Nnormally, we would be able to use, say, 64 executors and split the revision table to be read by partitioning on the rev_timestamp column with code like:
jdbc_df = spark.read \ .format("jdbc") \ ... .option("partitionColumn", "rev_timestamp") \ .option("numPartitions", 64) \ ... .load()
This Spark mechanism only works with TIMESTAMPs, DATEs and the family of INTEGERs, because Spark needs to know how to define the partition boundaries automatically. Reasonable.
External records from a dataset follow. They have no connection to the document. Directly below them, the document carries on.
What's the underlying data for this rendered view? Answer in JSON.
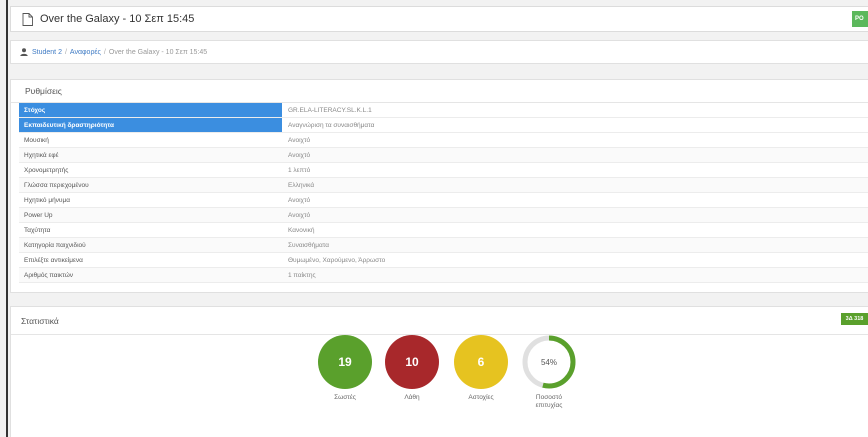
{
  "window": {
    "title": "Over the Galaxy - 10 Σεπ 15:45",
    "top_button_label": "PO"
  },
  "breadcrumb": {
    "items": [
      "Student 2",
      "Αναφορές",
      "Over the Galaxy - 10 Σεπ 15:45"
    ],
    "separator": "/"
  },
  "settings": {
    "heading": "Ρυθμίσεις",
    "rows": [
      {
        "label": "Στόχος",
        "value": "GR.ELA-LITERACY.SL.K.L.1"
      },
      {
        "label": "Εκπαιδευτική δραστηριότητα",
        "value": "Αναγνώριση τα συναισθήματα"
      },
      {
        "label": "Μουσική",
        "value": "Ανοιχτό"
      },
      {
        "label": "Ηχητικά εφέ",
        "value": "Ανοιχτό"
      },
      {
        "label": "Χρονομετρητής",
        "value": "1 λεπτό"
      },
      {
        "label": "Γλώσσα περιεχομένου",
        "value": "Ελληνικά"
      },
      {
        "label": "Ηχητικό μήνυμα",
        "value": "Ανοιχτό"
      },
      {
        "label": "Power Up",
        "value": "Ανοιχτό"
      },
      {
        "label": "Ταχύτητα",
        "value": "Κανονική"
      },
      {
        "label": "Κατηγορία παιχνιδιού",
        "value": "Συναισθήματα"
      },
      {
        "label": "Επιλέξτε αντικείμενα",
        "value": "Θυμωμένο, Χαρούμενο, Άρρωστο"
      },
      {
        "label": "Αριθμός παικτών",
        "value": "1 παίκτης"
      }
    ]
  },
  "stats": {
    "heading": "Στατιστικά",
    "badge": "3Δ 318",
    "items": [
      {
        "value": "19",
        "label": "Σωστές",
        "color": "#5aa02c"
      },
      {
        "value": "10",
        "label": "Λάθη",
        "color": "#a8282b"
      },
      {
        "value": "6",
        "label": "Αστοχίες",
        "color": "#e6c320"
      }
    ],
    "success": {
      "value": "54%",
      "fraction": 0.54,
      "label_line1": "Ποσοστό",
      "label_line2": "επιτυχίας",
      "color": "#5aa02c",
      "track_color": "#e0e0e0"
    }
  }
}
But MediaWiki defines rev_timestamp as:
+----------------+---------------------+------+-----+---------+----------------+ | Field | Type | Null | Key | Default | Extra | +----------------+---------------------+------+-----+---------+----------------+ | rev_id | bigint(20) unsigned | NO | PRI | NULL | auto_increment | ... | rev_timestamp | binary(14) | NO | MUL | NULL | | ...
with an index as:
+----------+------------+--------------------------+--------------+---------------+-----------+-------------+----------+--------+------+------------+---------+---------------+ | Table | Non_unique | Key_name | Seq_in_index | Column_name | Collation | Cardinality | Sub_part | Packed | Null | Index_type | Comment | Index_comment | +----------+------------+--------------------------+--------------+---------------+-----------+-------------+----------+--------+------+------------+---------+---------------+ | revision | 0 | PRIMARY | 1 | rev_id | A | 0 | NULL | NULL | | BTREE | | | | revision | 1 | rev_timestamp | 1 | rev_timestamp | A | 0 | NULL | NULL | | BTREE | | | ...
Thus if Spark generates a query like:
SELECT * FROM revision WHERE rev_timestamp >= TIMESTAMP '2024-01-01' AND rev_timestamp < TIMESTAMP '2024-02-01'
Such query will *NOT* hit the rev_timestamp index because MariaDB doesn't know how to CAST a TIMESTAMP to a BINARY(14). Not hitting the index makes the query crawl and fail in all but the smallest wikis.
We can go around this by doing generating a query like:
SELECT * FROM revision WHERE rev_timestamp >= TO_CHAR(TIMESTAMP '2024-01-01', 'YYYYMMDDHH24MISS') AND rev_timestamp < TO_CHAR(TIMESTAMP '2024-02-01', 'YYYYMMDDHH24MISS')
However, there is no current mechanism in Spark's JDBC datasource to send that information in. And that is reasonable too, because I suspect there are not many schemas that define their timestamps as BINARY...
In this task, we want to explore this problem and try to figure out a workaround. Some ideas:
- Look into Spark code, see if we can easily modify the JDBC data source to accept a function
- Modify the code to run on top of the Sqooped tables rather than hitting the Analytics replicas for when we want to do these full runs over the revision table.
- Suggest to SREs that we convert BINARY(14) to TIMESTAMPs? I presume this is there for historical reasons.
- Modify PySpark code so that we partition the table via rev_id, which is an BIGINT, and live with 2 separate code bases that do the same thing?